At that point, out of the blue, I got an opportunity to teach writing in the graduate School of Public Policy at Duke, and said to myself, this may be the end of my writing career.  I’d spend the academic year working with students, have only the summer to write, and didn’t see how I could continue to write at my slow to moderate pace when I had only the summers.  But by that time I’d read the autobiography of my great hero Anthony Burgess, who when he was diagnosed with a fatal brain tumor (turned out to be a false diagnosis) determined to write 1500 to 2,000 words per day, and wrote five and a half novels that first year (including A Clockwork Orange).

I figured that if he could do it, I could do it.  I had nothing to lose.  Either I’d learn to write this new way or my career was over.  I’d been writing sentences every day for over thirty years; surely I’d learned something in that time.  That first summer I wrote a strictly personal project, a short biography of the Buddha[4], and managed to finish it.  Seemed okay.  The next summer I wrote what became my fifth published novel, Jake Fades.  I’ve continued to write in this new way.  It’s nothing for me to write 1500-2000 words in the space of ninety minutes.  I do plenty of revising, but I can do that anytime, morning or afternoon.  I pick up a piece and work on it when I can.  Even after retiring seven years ago, I’ve continued to write rapidly.

I’ve never regretted those early years of painstaking writing.  I learned what a sentence was and how to write one.  I saw sentences from every possible angle.  And now I trust in the sentence, trust in the English language I’ve worked with for so many years, I trust the natural human ability to tell a story—which has been my vocation all my life—and trust that, if I just let it happen, it will come out in some coherent form.  The story will shape itself.

In a book called Speaking and Language: Defence of Poetry, Paul Goodman speculated on what produces a piece of writing, and came up with the fascinating statement that it is the literary process itself.  The process does the writing.  That is a kind of writer’s koan, but I’ve found it to be true.  Years later, I found the words of poet Diane DiPrima to be just as fascinating and inspiring.  By this time I had started to practice Zen.

“What then appeared to us to be a Zen point of view was soon taken for granted as the natural—one might say axiomatic—mind-set of the artist.  A kind of clear seeing, combined with a very light touch, and a faith in what one came up with in the work: a sense, as Robert Duncan phrased it years later, that ‘consciousness itself is shapely.’  A kind of disattachment (sic) goes with this aesthetic: ‘you’—that is, your conscious controlling self—didn’t ‘make’ the work, you may or may not understand it, and in a curious way you have nothing to lose: you don’t have to make it into your definition of ‘good art.’  A vast relief.”

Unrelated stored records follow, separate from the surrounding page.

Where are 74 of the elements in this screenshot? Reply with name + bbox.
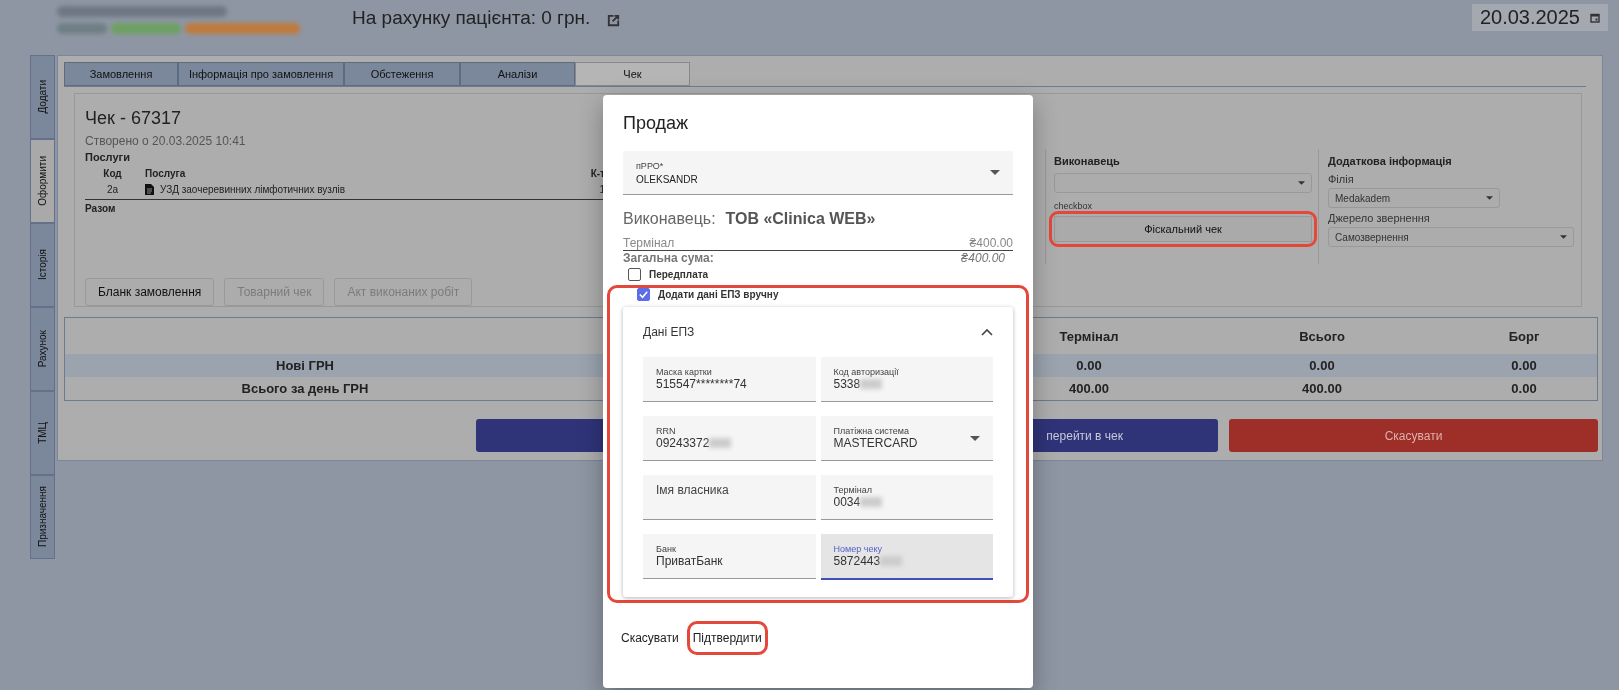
tab[interactable]: Замовлення <box>64 62 178 86</box>
input-field[interactable]: Номер чеку 5872443 <box>820 534 993 580</box>
dropdown[interactable]: Medakadem <box>1328 188 1500 208</box>
table-cell: 0.00 <box>1511 358 1537 373</box>
calendar-icon <box>1590 12 1600 23</box>
caret-icon <box>1560 235 1567 239</box>
amount-value: ₴400.00 <box>969 236 1013 250</box>
amount-label: Термінал <box>623 236 675 250</box>
chevron-icon[interactable] <box>981 328 993 336</box>
table-cell: УЗД заочеревинних лімфотичних вузлів <box>160 183 346 195</box>
column-header: Термінал <box>1059 328 1119 344</box>
checkbox-label: Передплата <box>649 269 709 280</box>
field-label: Джерело звернення <box>1328 212 1431 224</box>
checkbox-label: Додати дані ЕПЗ вручну <box>658 289 779 300</box>
section-heading: Послуги <box>85 151 130 163</box>
row-label: Нові ГРН <box>276 358 334 373</box>
side-tab[interactable]: Історія <box>30 223 55 307</box>
date-field[interactable]: 20.03.2025 <box>1471 4 1608 31</box>
balance-text: На рахунку пацієнта: 0 грн. <box>352 7 591 29</box>
dialog-button[interactable]: Скасувати <box>618 624 682 652</box>
tab[interactable]: Аналізи <box>460 62 575 86</box>
input-field[interactable]: RRN 09243372 <box>643 416 816 461</box>
prro-select[interactable]: пРРО* OLEKSANDR <box>623 151 1013 195</box>
caret-icon <box>1486 196 1493 200</box>
column-header: Борг <box>1508 328 1540 344</box>
note-text: checkbox <box>1054 201 1094 211</box>
panel-title: Дані ЕПЗ <box>643 325 695 339</box>
dropdown[interactable]: Самозвернення <box>1328 227 1574 247</box>
table-cell: 0.00 <box>1076 358 1102 373</box>
dialog-title: Продаж <box>623 113 690 134</box>
row-label: Всього за день ГРН <box>241 381 369 396</box>
checkbox[interactable] <box>628 268 641 281</box>
side-tab[interactable]: ТМЦ <box>30 391 55 475</box>
input-field[interactable]: Банк ПриватБанк <box>643 534 816 579</box>
table-cell-text: 2a <box>105 183 120 195</box>
tab[interactable]: Інформація про замовлення <box>178 62 344 86</box>
document-button[interactable]: Бланк замовлення <box>85 278 215 306</box>
table-cell: 400.00 <box>1069 381 1109 396</box>
column-header: Всього <box>1299 328 1345 344</box>
total-label: Разом <box>85 203 116 214</box>
table-cell: 0.00 <box>1309 358 1335 373</box>
fiscal-receipt-button[interactable]: Фіскальний чек <box>1054 216 1312 242</box>
input-field[interactable]: Код авторизації 5338 <box>820 357 993 402</box>
column-header: К-т <box>589 167 605 179</box>
side-tab[interactable]: Рахунок <box>30 307 55 391</box>
input-field[interactable]: Термінал 0034 <box>820 475 993 520</box>
section-heading: Виконавець <box>1054 155 1121 167</box>
checkbox[interactable] <box>637 288 650 301</box>
tab[interactable]: Чек <box>575 62 690 86</box>
external-link-icon[interactable] <box>606 13 622 28</box>
performer-value: ТОВ «Clinica WEB» <box>725 210 876 227</box>
action-button[interactable]: Скасувати <box>1229 419 1598 452</box>
column-header: Послуга <box>144 167 187 179</box>
caret-icon <box>990 170 1000 175</box>
caret-icon <box>1298 181 1305 185</box>
input-field[interactable]: Платіжна система MASTERCARD <box>820 416 993 461</box>
receipt-title: Чек - 67317 <box>85 108 181 129</box>
column-header: Код <box>102 167 123 179</box>
table-cell: 400.00 <box>1302 381 1342 396</box>
side-tab[interactable]: Додати <box>30 55 55 139</box>
section-heading: Додаткова інформація <box>1328 155 1453 167</box>
field-label: Філія <box>1328 173 1355 185</box>
created-text: Створено о 20.03.2025 10:41 <box>85 134 246 148</box>
performer-label: Виконавець: <box>623 210 716 227</box>
side-tab[interactable]: Оформити <box>30 139 55 223</box>
amount-label: Загальна сума: <box>623 251 714 265</box>
amount-value: ₴400.00 <box>960 251 1005 265</box>
document-icon[interactable] <box>145 183 154 195</box>
input-field[interactable]: Маска картки 515547********74 <box>643 357 816 402</box>
side-tab[interactable]: Призначення <box>30 475 55 559</box>
input-field[interactable]: Імя власника <box>643 475 816 520</box>
tab[interactable]: Обстеження <box>344 62 460 86</box>
table-cell: 0.00 <box>1511 381 1537 396</box>
caret-icon <box>970 435 980 441</box>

I would guess that most artists try to control things early on—this is my work and I want to do it my way—but learn eventually to trust the process.  Zazen does zazen, as Suzuki Roshi used to say.  The process does the writing.

The writer is as fascinated by what emerges as anyone.

[1] I knew him for the rest of his life, and he once told me, when he was roughly the age I am now, that he could remember every child in his first-grade class, also remember where they sat.

[2] Styron was apparently a slow, painstaking writer, and Reynolds Price was too, at the time, finishing a single typed page in a whole day of work, but my great heroes Thomas Wolfe and William Faulkner wrote at a ferocious speed.  Somebody once heard Wolfe walking along the street repeating, in a sing-song voice, “I wrote ten thousand words today,” and the speed of Faulkner, as reported in the Library of America volumes, was prodigious.  He wrote the novel Pylon, 212 pages in the tightly printed LOA volume, in two months.

[3] I once estimated that I’d written as many books that hadn’t gotten published as books that had.

[4] I’d been asked by Shambhala to write a Young Adult life of the Buddha, but I’d only did a couple of chapters before we could see that it wouldn’t work out.  I couldn’t resist going into too much detail, speculating on things.  But when they pulled back from the project I decided to finish it anyway, even though it would never be published.  I hated to leave anything unfinished.